DeepSeek’s team is primarily made up of young, talented graduates from top Chinese universities, and the company prioritises technical skills over traditional work experience. This approach has fostered a culture of innovation, allowing DeepSeek to develop cutting-edge AI models with remarkable efficiency.
Key Innovations and Models
DeepSeek began its journey with the release of DeepSeek Coder in November 2023, an open-source model for coding tasks. This was followed by DeepSeek LLM, and then DeepSeek-V2, which gained attention for its strong performance and low cost, sparking a price war in the Chinese AI market.
DeepSeek’s models include:
DeepSeek Coder: An open-source model designed for coding tasks.
DeepSeek LLM: A large language model designed to compete with other models.
DeepSeek-V2: Known for strong performance and low cost.
DeepSeek-Coder-V2: An advanced model with 236 billion parameters, designed for complex coding challenges and with a high context length.
DeepSeek-V3: A 671 billion parameter model, noted for its impressive performance while requiring fewer resources than its peers.
DeepSeek-R1: Released in January 2025, this model focuses on reasoning tasks and challenges OpenAI’s models.
DeepSeek-R1-Distill: Distilled models based on open-weight models like Llama and Qwen, fine-tuned on synthetic data generated by R1, offering different levels of performance and efficiency.
DeepSeek uses several innovative techniques in their model development:
Reinforcement Learning: Instead of relying on supervised fine-tuning, DeepSeek uses pure reinforcement learning, allowing models to learn through trial and error and self-improve. This has been effective in developing the reasoning capabilities of DeepSeek-R1.
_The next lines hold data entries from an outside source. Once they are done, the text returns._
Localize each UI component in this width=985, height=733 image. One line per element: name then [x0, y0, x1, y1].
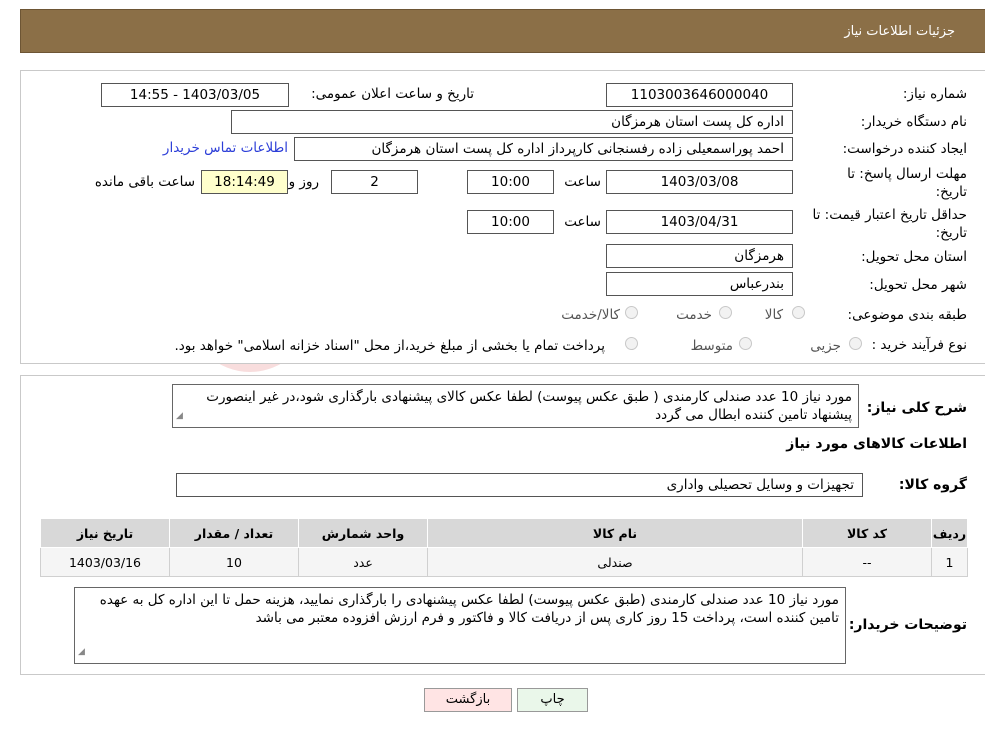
deadline-date-field: 1403/03/08 [606, 170, 793, 194]
resize-grip-icon: ◢ [78, 647, 85, 657]
validity-time-label: ساعت [564, 214, 601, 230]
need-number-label: شماره نیاز: [902, 86, 967, 102]
process-option-minor: جزیی [810, 338, 841, 354]
goods-group-field: تجهیزات و وسایل تحصیلی واداری [176, 473, 863, 497]
cell-row-number: 1 [931, 547, 968, 577]
announce-datetime-field: 1403/03/05 - 14:55 [101, 83, 289, 107]
announce-label: تاریخ و ساعت اعلان عمومی: [311, 86, 474, 102]
resize-grip-icon: ◢ [176, 411, 183, 421]
cell-need-date: 1403/03/16 [40, 547, 170, 577]
deadline-time-field: 10:00 [467, 170, 554, 194]
remaining-label: ساعت باقی مانده [94, 174, 195, 190]
process-radio-medium[interactable] [739, 337, 752, 350]
need-number-field: 1103003646000040 [606, 83, 793, 107]
cell-goods-name: صندلی [427, 547, 803, 577]
process-option-medium: متوسط [690, 338, 733, 354]
print-button[interactable]: چاپ [517, 688, 588, 712]
cell-goods-code: -- [802, 547, 932, 577]
summary-label: شرح کلی نیاز: [866, 400, 967, 416]
category-radio-goods-service[interactable] [625, 306, 638, 319]
province-label: استان محل تحویل: [861, 249, 967, 265]
page-header: جزئیات اطلاعات نیاز [20, 9, 985, 53]
validity-date-field: 1403/04/31 [606, 210, 793, 234]
category-radio-goods[interactable] [792, 306, 805, 319]
table-header-row: ردیف کد کالا نام کالا واحد شمارش تعداد /… [40, 518, 968, 548]
creator-label: ایجاد کننده درخواست: [842, 141, 967, 157]
process-label: نوع فرآیند خرید : [871, 337, 967, 353]
buyer-notes-label: توضیحات خریدار: [848, 617, 967, 633]
category-radio-service[interactable] [719, 306, 732, 319]
back-button[interactable]: بازگشت [424, 688, 512, 712]
validity-label: حداقل تاریخ اعتبار قیمت: تا [812, 207, 967, 223]
goods-table: ردیف کد کالا نام کالا واحد شمارش تعداد /… [40, 518, 968, 577]
page-title: جزئیات اطلاعات نیاز [844, 24, 955, 39]
category-option-goods: کالا [764, 307, 783, 323]
col-header-row-number: ردیف [931, 518, 968, 548]
remaining-time-field: 18:14:49 [201, 170, 288, 194]
deadline-label-date: تاریخ: [935, 184, 967, 200]
goods-group-label: گروه کالا: [898, 477, 967, 493]
summary-textarea: مورد نیاز 10 عدد صندلی کارمندی ( طبق عکس… [172, 384, 859, 428]
deadline-label: مهلت ارسال پاسخ: تا [847, 166, 967, 182]
process-note: پرداخت تمام یا بخشی از مبلغ خرید،از محل … [174, 338, 605, 354]
goods-section-title: اطلاعات کالاهای مورد نیاز [786, 436, 967, 452]
col-header-quantity: تعداد / مقدار [169, 518, 299, 548]
validity-time-field: 10:00 [467, 210, 554, 234]
col-header-need-date: تاریخ نیاز [40, 518, 170, 548]
city-label: شهر محل تحویل: [869, 277, 967, 293]
validity-label-date: تاریخ: [935, 225, 967, 241]
category-option-goods-service: کالا/خدمت [561, 307, 620, 323]
cell-quantity: 10 [169, 547, 299, 577]
buyer-label: نام دستگاه خریدار: [860, 114, 967, 130]
process-radio-minor[interactable] [849, 337, 862, 350]
cell-unit: عدد [298, 547, 428, 577]
days-label: روز و [288, 174, 319, 190]
category-label: طبقه بندی موضوعی: [847, 307, 967, 323]
province-field: هرمزگان [606, 244, 793, 268]
buyer-notes-text: مورد نیاز 10 عدد صندلی کارمندی (طبق عکس … [99, 592, 839, 626]
col-header-goods-name: نام کالا [427, 518, 803, 548]
buyer-field: اداره کل پست استان هرمزگان [231, 110, 793, 134]
deadline-time-label: ساعت [564, 174, 601, 190]
buyer-notes-textarea: مورد نیاز 10 عدد صندلی کارمندی (طبق عکس … [74, 587, 846, 664]
creator-field: احمد پوراسمعیلی زاده رفسنجانی کارپرداز ا… [294, 137, 793, 161]
buyer-contact-link[interactable]: اطلاعات تماس خریدار [163, 140, 288, 156]
process-radio-treasury[interactable] [625, 337, 638, 350]
days-field: 2 [331, 170, 418, 194]
col-header-goods-code: کد کالا [802, 518, 932, 548]
city-field: بندرعباس [606, 272, 793, 296]
summary-text: مورد نیاز 10 عدد صندلی کارمندی ( طبق عکس… [206, 389, 852, 423]
table-row: 1 -- صندلی عدد 10 1403/03/16 [40, 547, 968, 577]
category-option-service: خدمت [676, 307, 712, 323]
col-header-unit: واحد شمارش [298, 518, 428, 548]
Mixture-of-Experts (MoE) Architecture: This allows models to activate only a small fraction of their parameters for each task, significantly reducing computational costs and increasing efficiency.
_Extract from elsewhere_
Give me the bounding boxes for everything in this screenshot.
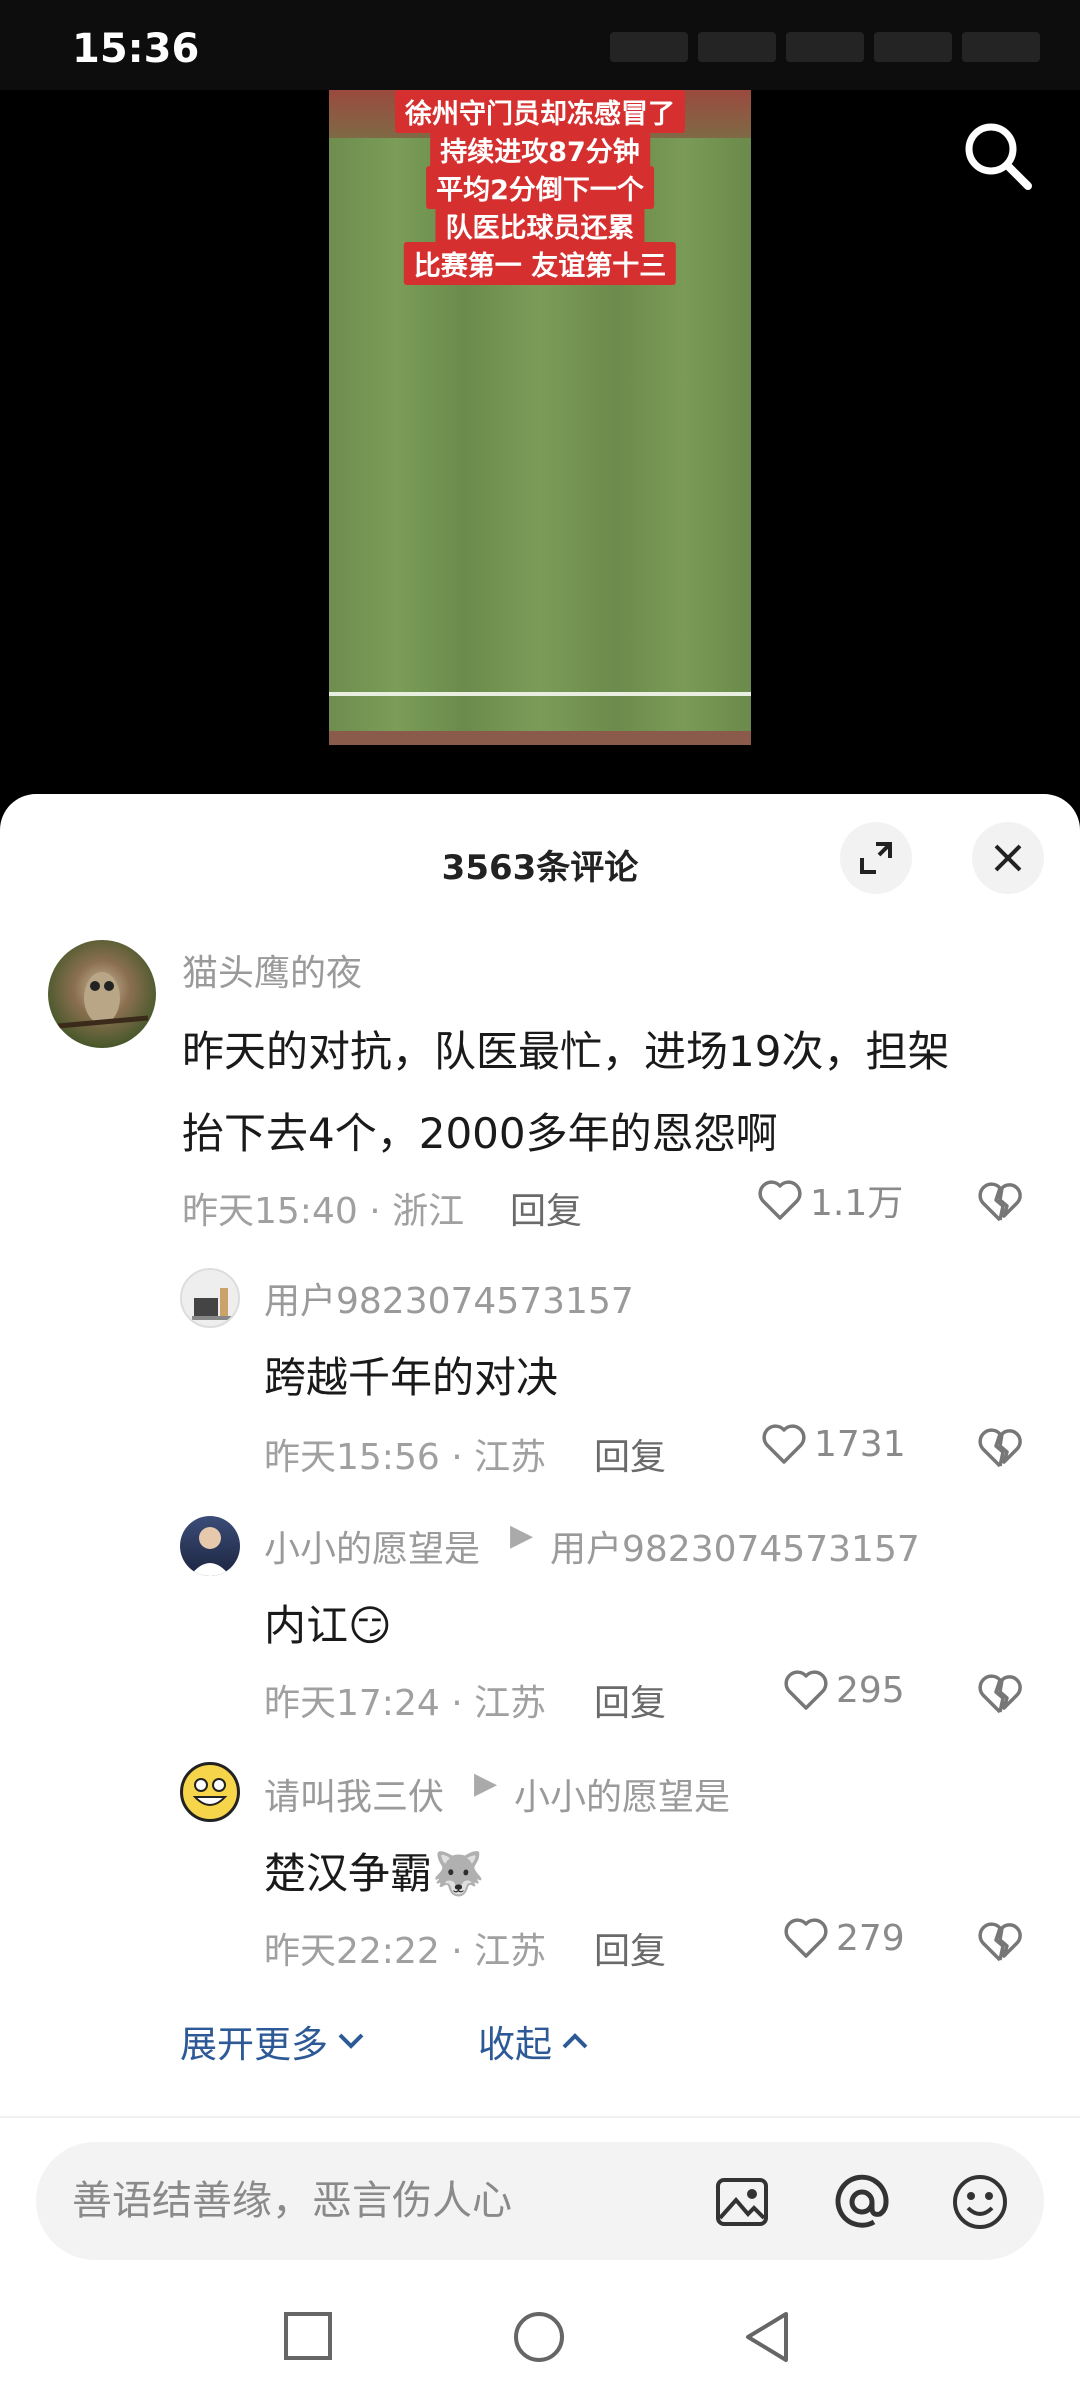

Multi-Head Latent Attention: This is used in DeepSeek-V3 to improve the model’s ability to process data and understand complex relationships.
Distillation: DeepSeek transfers the knowledge of larger models into smaller ones, making powerful AI accessible to more users and devices.
Cost-Efficiency and Open-Source Approach
DeepSeek is committed to cost-efficiency. By using reinforcement learning and efficient architectures like MoE, they have significantly reduced training costs. For example, DeepSeek-V3 was trained for a fraction of the cost of comparable models from Meta. DeepSeek’s API pricing is also lower than its competitors, making its models more accessible. The open-source nature of many of its models further increases cost-efficiency by removing licensing fees and encouraging community-driven development.
Impact on the AI Landscape
DeepSeek’s entry into the AI market has created significant competitive pressure on established companies, forcing them to lower prices and enhance their offerings. The company’s open-source approach is democratising access to advanced AI tools, encouraging innovation and collaboration. DeepSeek’s focus on efficiency highlights the importance of resource optimisation in AI, suggesting that high performance doesn’t always require massive resources.
The timing of DeepSeek’s recent product launches, particularly DeepSeek-R1, appears to be strategic, coinciding with geopolitical events, perhaps to challenge the perceived dominance of the US in AI. Hugging Face has launched the Open R1 project to replicate the DeepSeek-R1 training pipeline, further democratising access to AI development techniques.
Challenges Ahead
Despite its achievements, DeepSeek faces challenges, including a compute disadvantage compared to its US counterparts, especially given export controls on advanced chips. The company needs to build trust and recognition, and must also maintain a rapid pace of development to stay ahead in a competitive landscape. Additionally, the fact that DeepSeek’s models are subject to censorship could limit its global adoption.
The Future of DeepSeek
DeepSeek is undoubtedly a disruptive force in the AI landscape. Its innovative techniques, cost-efficient approach and focus on open-source collaboration have the potential to reshape the AI industry. The company’s progress will be closely watched as the AI race continues.